Americans are fortunate to have a well-conceived, structured government defined by our Constitution. Essentially, it proscribes what federal government does. All undefined matters are left to the states and citizens. This raises an important, current issue. Is government doing what it is bound by law to do, and is it doing things that are illegal?

    If government is not adhering to the Constitution’s requirements, who does what, and how do we assure that laws are followed or changed in accordance with procedures established by the Constitution? These items are overwhelmingly important for U.S. citizens and industry because without adherence to law and structure, society fails and resulting chaos drives away all economic foundations that maintain the nation. That is the rationale and purpose for the following comments – a short refresher on how government works.

    Let’s take a simple issue first, such as appears in Article 2, which requires the President to “take care that the laws be faithfully executed.” The Supreme Court has repeatedly said that the President has no inherent authority to suspend enforcement of laws, particularly statutes (these being documented interpretation of laws in use). On taking office, every President must solemnly swear, as stated in the last paragraph of this article, “that I will faithfully execute the Office … and will to the best of my ability preserve, protect, and defend the Constitution of the United States.” The Supreme Court (521 US 898) stated, “The Constitution does not leave to speculation who is to administer the laws enacted by Congress.” The current President, for example, has not compelled the Senate to produce a budget as is required by law (Congressional Budget Act of 1974) and has not compelled the Attorney General to comply with a subpoena issued by Congress to testify on topics such as smuggling guns into Mexico. These are just two examples of how the President is in violation of the law and Constitution.

    Next, let’s look at Article 1, which specifies what Congress shall do. First, the “separation of powers” principle is clearly expressed, which outlines what Congress can do when the executive branch violates law. But the most important feature appears in Section 9, Clause 7, which states, “No money shall be drawn from the Treasury, but in Consequence of Appropriations made by Law.” Section 7, Clause 1 states simply that the power of the purse is held exclusively by the House of Representatives. There are really two powers here: to spend money or deny it being spent. Unless the House initiates and passes an appropriation law, with concurrence by the Senate, not a cent of money can be spent by government. This money is tax revenue because creation of (fiat) money by the independent Federal Reserve is outside federal control. To deny federal authority to spend any money only requires that the House not pass an appropriation or rescind any prior authorized spending. It is obvious that debt and spending problems rest solely with the House of Representatives.

    The federal law known as “The Anti-Deficiency Act of 1884” provides punishment for violations by “officers or employees of the U.S. government” and is clearly defined (see 31 USC Sections 1341- 42- 49- and 50). It is recommended by many that failures and deceit regarding these matters be addressed by various means. After all, enforcement provisions in the Constitution require “suspension from duty without pay or removal from office.” The current President has violated the Anti-Deficiency Act, and Congress has done nothing to prohibit expenditure of funds.

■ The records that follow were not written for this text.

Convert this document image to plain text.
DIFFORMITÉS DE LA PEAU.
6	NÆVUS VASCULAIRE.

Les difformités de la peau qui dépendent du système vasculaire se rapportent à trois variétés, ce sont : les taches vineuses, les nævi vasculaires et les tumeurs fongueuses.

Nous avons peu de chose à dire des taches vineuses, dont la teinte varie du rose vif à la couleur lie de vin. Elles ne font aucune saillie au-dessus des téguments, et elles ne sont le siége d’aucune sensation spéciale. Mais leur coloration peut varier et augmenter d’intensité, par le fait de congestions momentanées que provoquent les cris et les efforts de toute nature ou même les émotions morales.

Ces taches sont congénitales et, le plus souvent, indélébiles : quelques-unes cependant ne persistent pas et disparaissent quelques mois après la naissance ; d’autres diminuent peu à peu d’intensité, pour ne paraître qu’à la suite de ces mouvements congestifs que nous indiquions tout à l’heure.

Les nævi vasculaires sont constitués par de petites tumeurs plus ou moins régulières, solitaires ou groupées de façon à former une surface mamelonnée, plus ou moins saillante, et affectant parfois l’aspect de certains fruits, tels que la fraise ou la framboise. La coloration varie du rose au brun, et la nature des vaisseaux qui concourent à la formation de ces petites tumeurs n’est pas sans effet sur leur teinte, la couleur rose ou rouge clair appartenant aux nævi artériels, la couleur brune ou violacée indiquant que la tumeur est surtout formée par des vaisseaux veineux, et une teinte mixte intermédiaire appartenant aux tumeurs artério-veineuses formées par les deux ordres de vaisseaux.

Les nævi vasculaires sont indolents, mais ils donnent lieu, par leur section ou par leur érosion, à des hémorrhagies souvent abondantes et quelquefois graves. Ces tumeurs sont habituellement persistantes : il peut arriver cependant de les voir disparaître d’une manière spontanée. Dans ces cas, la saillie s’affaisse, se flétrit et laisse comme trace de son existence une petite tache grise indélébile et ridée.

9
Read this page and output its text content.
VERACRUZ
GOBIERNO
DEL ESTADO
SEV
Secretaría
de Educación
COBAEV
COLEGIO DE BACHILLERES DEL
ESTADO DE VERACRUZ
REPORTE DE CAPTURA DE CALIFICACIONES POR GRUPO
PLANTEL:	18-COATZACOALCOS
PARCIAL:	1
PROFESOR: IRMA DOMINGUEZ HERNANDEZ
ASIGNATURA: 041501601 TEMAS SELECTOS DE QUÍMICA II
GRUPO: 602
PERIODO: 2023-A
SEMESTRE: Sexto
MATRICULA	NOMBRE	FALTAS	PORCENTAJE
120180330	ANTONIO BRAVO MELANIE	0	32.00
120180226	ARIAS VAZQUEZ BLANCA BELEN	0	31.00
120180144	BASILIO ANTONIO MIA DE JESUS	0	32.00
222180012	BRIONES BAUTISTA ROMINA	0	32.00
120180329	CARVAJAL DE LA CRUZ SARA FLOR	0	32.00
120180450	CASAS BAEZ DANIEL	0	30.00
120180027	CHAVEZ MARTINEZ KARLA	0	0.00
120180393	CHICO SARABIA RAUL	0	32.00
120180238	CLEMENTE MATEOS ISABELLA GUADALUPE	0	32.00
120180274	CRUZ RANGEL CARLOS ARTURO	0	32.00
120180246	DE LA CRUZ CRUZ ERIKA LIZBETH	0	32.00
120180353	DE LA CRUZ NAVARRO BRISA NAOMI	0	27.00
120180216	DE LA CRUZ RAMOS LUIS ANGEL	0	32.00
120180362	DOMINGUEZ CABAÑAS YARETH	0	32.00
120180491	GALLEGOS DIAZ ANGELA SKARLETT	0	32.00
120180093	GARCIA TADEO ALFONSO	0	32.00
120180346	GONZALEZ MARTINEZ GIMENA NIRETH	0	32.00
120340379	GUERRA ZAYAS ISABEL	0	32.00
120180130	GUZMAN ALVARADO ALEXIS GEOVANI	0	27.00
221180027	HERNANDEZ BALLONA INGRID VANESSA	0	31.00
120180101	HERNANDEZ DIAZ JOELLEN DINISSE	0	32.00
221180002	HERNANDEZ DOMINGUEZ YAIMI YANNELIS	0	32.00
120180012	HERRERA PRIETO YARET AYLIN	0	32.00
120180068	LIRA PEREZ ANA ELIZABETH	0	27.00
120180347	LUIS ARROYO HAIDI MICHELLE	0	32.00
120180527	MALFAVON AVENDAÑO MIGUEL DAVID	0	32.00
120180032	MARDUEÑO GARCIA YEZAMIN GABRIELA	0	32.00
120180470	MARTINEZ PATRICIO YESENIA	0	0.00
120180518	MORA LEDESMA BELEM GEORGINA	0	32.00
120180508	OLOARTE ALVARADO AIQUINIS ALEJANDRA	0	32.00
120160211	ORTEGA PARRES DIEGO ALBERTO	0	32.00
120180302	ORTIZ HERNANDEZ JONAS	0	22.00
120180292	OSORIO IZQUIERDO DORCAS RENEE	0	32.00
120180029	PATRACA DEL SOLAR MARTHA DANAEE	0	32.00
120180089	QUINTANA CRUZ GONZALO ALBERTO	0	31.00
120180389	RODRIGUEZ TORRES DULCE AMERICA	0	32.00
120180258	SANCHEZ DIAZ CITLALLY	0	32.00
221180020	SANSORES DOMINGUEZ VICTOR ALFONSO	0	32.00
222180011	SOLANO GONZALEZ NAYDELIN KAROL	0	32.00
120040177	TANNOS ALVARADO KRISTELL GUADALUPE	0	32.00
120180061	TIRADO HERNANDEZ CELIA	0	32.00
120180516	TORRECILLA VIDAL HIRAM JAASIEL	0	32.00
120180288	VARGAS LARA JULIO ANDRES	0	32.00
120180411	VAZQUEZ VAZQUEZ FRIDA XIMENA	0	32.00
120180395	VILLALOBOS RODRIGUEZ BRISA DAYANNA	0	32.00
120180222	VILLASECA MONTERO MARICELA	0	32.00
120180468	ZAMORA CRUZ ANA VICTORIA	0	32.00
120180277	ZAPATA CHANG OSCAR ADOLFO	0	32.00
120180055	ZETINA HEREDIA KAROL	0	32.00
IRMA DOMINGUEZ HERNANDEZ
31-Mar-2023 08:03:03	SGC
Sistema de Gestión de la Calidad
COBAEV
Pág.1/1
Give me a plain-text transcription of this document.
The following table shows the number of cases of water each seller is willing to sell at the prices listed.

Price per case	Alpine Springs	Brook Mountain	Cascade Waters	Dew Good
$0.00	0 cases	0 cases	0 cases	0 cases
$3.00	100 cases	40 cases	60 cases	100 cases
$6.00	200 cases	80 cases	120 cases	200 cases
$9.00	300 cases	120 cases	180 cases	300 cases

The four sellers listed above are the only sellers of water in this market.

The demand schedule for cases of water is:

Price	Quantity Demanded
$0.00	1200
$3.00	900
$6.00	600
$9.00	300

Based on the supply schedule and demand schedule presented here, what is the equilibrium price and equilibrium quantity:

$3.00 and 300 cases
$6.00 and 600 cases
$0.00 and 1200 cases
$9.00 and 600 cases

    Remedies initiated by the public can include impeachment of any elected official (federal, state or local). That is a laborious process and done so with purpose. America does not want or need a fickle and willy-nilly evaluation of governance. Another means to change the process is to amend the Constitution, which spells it out in the original document. Two-thirds of both houses of Congress can propose changes and submit them to the states for ratification without consideration by the President or Executive branch.

    States can nullify federal impositions, as is currently under way. Yet another option is for the states, at this time 38 of the 50, to call a Constitutional Convention to define changes required by the public and expressed through their state lawmakers. Although not as practical, any citizen can challenge federal lawbreaking in legal filings that wind their way through federal courts. 

    The bottom line is that American problems with federal government are twofold with an executive branch that has violated the Constitution and federal laws and with a Congress that has failed in responsibility. The Senate has acted illegally, and the House has abrogated its responsibilities by failing to act with any effect, which is (by definition) illegal.